Varicella-zoster virus (VZV), a common and ubiquitous human-restricted pathogen, causes a primary
infection (
varicella or
chickenpox) followed by establishment of latency in sensory ganglia. The virus can reactivate, causing
herpes zoster (HZ,
shingles) and leading to significant morbidity but rarely mortality, although in immunocompromised hosts, VZV can cause severe disseminated and occasionally fatal disease. We discuss VZV diseases and the decrease in their incidence due to the introduction of live-
attenuated vaccines to prevent
varicella or HZ. We also focus on
acyclovir,
valacyclovir, and
famciclovir (FDA approved drugs to treat VZV
infections),
brivudine (used in some European countries) and
amenamevir (a helicase-
primase inhibitor, approved in Japan) that augur the beginning of a new era of anti-VZV
therapy. Valnivudine hydrochloride (FV-100) and
valomaciclovir stearate (in advanced stage of development) and several new molecules potentially good as anti-VZV candidates described during the last year are examined.
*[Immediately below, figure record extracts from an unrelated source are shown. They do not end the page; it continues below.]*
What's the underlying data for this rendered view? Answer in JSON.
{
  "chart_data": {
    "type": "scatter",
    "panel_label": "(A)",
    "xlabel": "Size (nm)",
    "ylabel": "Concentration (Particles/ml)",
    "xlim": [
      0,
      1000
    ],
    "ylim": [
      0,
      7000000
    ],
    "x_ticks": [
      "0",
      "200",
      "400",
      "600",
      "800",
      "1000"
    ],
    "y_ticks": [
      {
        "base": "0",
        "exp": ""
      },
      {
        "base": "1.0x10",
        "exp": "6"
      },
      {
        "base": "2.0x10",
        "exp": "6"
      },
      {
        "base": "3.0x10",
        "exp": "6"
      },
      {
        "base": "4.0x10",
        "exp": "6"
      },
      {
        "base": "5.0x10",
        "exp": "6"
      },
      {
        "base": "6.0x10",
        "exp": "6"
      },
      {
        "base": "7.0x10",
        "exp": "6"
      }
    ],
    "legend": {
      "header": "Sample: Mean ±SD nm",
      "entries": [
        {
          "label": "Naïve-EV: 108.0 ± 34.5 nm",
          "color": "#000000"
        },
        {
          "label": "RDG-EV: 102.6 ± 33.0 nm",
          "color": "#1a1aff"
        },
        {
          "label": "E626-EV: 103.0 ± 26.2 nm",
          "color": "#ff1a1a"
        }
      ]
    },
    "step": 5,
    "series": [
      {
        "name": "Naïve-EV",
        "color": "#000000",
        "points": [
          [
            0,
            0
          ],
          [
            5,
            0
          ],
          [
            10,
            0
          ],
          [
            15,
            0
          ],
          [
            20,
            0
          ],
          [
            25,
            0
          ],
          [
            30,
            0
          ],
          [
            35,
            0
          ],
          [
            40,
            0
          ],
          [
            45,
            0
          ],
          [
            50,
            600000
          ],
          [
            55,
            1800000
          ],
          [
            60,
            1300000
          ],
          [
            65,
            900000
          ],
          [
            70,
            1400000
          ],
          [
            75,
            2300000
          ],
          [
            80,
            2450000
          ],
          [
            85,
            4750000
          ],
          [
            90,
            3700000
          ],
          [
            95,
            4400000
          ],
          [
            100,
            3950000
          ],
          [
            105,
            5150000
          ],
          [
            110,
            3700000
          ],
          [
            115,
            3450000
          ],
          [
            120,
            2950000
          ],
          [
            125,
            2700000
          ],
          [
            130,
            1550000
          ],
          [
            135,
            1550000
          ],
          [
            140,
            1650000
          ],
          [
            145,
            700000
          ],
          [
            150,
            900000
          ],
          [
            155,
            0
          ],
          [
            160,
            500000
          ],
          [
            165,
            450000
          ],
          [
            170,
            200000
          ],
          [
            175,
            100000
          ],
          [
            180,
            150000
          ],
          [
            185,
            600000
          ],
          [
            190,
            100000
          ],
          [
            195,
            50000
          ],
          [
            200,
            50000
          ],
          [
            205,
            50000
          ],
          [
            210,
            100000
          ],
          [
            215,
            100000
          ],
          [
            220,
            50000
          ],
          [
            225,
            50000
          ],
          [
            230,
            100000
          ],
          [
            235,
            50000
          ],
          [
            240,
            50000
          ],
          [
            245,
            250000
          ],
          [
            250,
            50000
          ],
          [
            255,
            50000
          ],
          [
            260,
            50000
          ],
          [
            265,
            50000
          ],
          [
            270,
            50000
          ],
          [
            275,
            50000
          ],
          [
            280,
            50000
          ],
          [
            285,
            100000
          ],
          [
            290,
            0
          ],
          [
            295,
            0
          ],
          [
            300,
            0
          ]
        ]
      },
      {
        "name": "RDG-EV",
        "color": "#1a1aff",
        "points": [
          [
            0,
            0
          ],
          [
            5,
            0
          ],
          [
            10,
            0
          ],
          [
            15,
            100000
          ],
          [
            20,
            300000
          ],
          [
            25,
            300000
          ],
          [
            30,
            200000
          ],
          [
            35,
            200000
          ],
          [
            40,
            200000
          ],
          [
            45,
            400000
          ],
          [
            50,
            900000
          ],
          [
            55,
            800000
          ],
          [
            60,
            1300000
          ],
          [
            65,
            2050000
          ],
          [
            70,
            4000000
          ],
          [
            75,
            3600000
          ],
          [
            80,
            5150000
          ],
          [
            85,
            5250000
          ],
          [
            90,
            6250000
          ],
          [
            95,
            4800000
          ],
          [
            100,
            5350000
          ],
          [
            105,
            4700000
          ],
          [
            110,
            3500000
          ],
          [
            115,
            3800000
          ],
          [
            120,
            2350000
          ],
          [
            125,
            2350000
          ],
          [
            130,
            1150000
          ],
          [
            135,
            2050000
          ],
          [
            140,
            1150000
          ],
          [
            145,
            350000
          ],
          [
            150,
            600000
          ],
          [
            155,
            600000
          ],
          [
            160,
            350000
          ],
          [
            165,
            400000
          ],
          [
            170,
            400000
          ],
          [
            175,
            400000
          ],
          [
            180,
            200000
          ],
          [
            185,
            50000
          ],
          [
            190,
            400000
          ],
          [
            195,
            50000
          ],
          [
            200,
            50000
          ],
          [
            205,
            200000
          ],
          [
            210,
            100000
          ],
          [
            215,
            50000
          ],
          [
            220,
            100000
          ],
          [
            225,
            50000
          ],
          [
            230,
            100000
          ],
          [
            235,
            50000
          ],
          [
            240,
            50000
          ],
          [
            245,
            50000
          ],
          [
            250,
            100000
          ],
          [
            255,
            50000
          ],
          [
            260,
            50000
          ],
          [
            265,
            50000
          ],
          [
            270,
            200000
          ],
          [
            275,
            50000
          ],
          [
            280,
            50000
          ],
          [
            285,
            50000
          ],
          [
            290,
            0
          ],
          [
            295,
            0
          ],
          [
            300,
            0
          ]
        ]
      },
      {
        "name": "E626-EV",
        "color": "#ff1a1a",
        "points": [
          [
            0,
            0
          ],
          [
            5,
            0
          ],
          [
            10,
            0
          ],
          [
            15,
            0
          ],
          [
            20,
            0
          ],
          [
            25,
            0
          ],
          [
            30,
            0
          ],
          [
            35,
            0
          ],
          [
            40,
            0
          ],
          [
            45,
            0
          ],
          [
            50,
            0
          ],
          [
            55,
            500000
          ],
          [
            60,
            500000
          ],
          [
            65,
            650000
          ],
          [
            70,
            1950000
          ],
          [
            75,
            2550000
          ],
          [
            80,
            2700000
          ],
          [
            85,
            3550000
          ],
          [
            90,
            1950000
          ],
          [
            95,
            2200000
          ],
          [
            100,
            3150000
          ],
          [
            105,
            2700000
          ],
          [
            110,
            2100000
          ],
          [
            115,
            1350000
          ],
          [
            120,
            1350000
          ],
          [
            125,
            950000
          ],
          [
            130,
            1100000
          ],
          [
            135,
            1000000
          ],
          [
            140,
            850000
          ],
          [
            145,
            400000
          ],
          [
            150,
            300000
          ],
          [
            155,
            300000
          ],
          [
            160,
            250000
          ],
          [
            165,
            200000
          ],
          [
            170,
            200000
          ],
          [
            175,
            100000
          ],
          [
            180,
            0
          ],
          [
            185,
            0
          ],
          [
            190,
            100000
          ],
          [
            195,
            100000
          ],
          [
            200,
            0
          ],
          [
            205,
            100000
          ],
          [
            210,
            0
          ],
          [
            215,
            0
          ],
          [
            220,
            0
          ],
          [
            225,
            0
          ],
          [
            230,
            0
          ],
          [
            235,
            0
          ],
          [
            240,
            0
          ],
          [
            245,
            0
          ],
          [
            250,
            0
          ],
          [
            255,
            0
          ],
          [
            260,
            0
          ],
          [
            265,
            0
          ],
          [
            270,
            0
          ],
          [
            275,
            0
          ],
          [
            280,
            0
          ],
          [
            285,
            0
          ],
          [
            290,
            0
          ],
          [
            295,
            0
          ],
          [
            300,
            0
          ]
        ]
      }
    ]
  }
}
We reflect on the role of
antiviral agents in the treatment of VZV-associated diseases, as a large percentage of the at-risk population is not immunized, and on the limitations of currently FDA-approved anti-VZV drugs. Their low efficacy in controlling HZ
pain and post-herpetic
neuralgia development, and the need of multiple dosing regimens requiring daily dose adaptation for patients with
renal failure urges the development of novel anti-VZV drugs.